A maioria dos brasileiros afirma que a opinião de familiares, amigos próximos, jornalistas, pessoas acompanhadas nas redes sociais e líderes religiosos não influenciará a escolha do candidato à Presidência da República nas eleições deste ano. É o que mostra pesquisa Datafolha divulgada nesta segunda-feira.
Em todos os grupos avaliados, a resposta mais frequente foi “nenhuma influência”. O índice varia de 58% entre jornalistas e profissionais da imprensa a 67% no caso dos líderes religiosos, que aparecem como o grupo de menor influência declarada.
Entre pessoas que vivem em relacionamento estável, 60% dizem que a opinião do companheiro ou companheira não interfere na decisão do voto. Já entre entrevistados com filhos de 16 anos ou mais, 62% afirmam que a opinião deles também não terá influência.
Quando consideradas as respostas “muita influência” e “alguma influência”, jornalistas e profissionais da imprensa aparecem com 38%, mesmo percentual registrado para companheiros ou companheiras.
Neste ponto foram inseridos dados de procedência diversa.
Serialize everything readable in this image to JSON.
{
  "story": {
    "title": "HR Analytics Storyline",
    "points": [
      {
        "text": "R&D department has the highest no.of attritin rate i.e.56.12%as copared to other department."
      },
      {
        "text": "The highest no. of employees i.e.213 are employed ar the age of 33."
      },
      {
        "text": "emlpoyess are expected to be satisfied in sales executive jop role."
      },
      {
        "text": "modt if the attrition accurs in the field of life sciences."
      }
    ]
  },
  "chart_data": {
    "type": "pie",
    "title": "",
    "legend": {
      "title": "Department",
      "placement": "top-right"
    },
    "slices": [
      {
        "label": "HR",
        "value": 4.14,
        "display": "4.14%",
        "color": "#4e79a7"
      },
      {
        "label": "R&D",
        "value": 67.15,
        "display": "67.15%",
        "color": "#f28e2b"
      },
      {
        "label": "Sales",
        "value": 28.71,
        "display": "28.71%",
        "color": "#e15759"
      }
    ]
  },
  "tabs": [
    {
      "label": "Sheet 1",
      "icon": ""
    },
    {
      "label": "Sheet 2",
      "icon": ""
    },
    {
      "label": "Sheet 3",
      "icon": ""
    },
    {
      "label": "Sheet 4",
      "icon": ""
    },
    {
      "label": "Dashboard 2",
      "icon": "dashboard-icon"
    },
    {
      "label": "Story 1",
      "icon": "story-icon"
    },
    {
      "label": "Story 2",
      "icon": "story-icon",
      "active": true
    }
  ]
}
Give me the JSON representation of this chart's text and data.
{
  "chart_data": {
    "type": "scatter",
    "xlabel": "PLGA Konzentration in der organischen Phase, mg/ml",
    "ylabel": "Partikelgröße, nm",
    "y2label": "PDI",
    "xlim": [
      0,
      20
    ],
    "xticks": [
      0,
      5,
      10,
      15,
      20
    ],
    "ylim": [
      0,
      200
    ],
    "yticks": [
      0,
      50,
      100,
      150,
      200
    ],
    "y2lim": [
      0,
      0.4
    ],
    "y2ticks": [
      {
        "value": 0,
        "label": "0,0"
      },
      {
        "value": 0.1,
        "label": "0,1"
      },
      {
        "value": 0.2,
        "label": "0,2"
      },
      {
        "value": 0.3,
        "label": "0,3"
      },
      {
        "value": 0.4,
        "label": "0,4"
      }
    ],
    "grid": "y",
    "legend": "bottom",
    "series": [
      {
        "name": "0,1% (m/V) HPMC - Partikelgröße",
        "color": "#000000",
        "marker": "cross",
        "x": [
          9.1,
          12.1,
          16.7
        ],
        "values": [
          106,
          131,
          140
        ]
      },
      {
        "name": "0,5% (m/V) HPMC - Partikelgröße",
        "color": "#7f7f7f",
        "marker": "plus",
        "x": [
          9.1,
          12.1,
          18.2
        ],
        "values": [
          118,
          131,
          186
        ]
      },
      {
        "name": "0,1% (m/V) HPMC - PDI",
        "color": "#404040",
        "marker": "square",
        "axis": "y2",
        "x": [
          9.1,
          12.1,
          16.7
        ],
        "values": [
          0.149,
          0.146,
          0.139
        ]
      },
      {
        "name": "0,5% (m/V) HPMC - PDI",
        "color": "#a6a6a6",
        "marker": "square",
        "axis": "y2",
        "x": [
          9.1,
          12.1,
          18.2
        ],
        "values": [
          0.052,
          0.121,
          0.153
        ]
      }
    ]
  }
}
Filhos e amigos próximos somam 36%, pessoas acompanhadas nas redes sociais, 32%, e líderes religiosos, 23%.
Considerando apenas quem respondeu sofrer “muita influência”, os filhos lideram o ranking, com 21%, seguidos por companheiros (20%), jornalistas (17%), amigos próximos (16%), pessoas acompanhadas nas redes sociais (15%) e líderes religiosos (13%).
A pesquisa também identificou diferenças entre os perfis dos entrevistados. A influência de amigos próximos é maior entre os homens (40%) do que entre as mulheres (31%). Entre pessoas acompanhadas nas redes sociais, os índices são de 36% e 29%, respectivamente.
No caso dos líderes religiosos, a influência é maior entre pessoas com ensino fundamental (30%) do que entre aquelas com ensino superior (15%). Regionalmente, o Nordeste registra o maior percentual de entrevistados que atribuem muita ou alguma influência aos líderes religiosos (29%), à frente do Sudeste (20%) e do Sul (14%).
O levantamento também mostra que 92% dos eleitores que votaram em Lula ou Jair Bolsonaro no segundo turno de 2022 afirmam não se arrepender da escolha, enquanto 8% dizem que se arrependeram. Entre os eleitores de Lula, 90% mantêm o voto; entre os de Bolsonaro, o índice chega a 94%.
A pesquisa ouviu 2.004 pessoas com 16 anos ou mais em 139 municípios, nos dias 22 e 23 de julho. A margem de erro é de dois pontos percentuais, para mais ou para menos, com nível de confiança de 95%.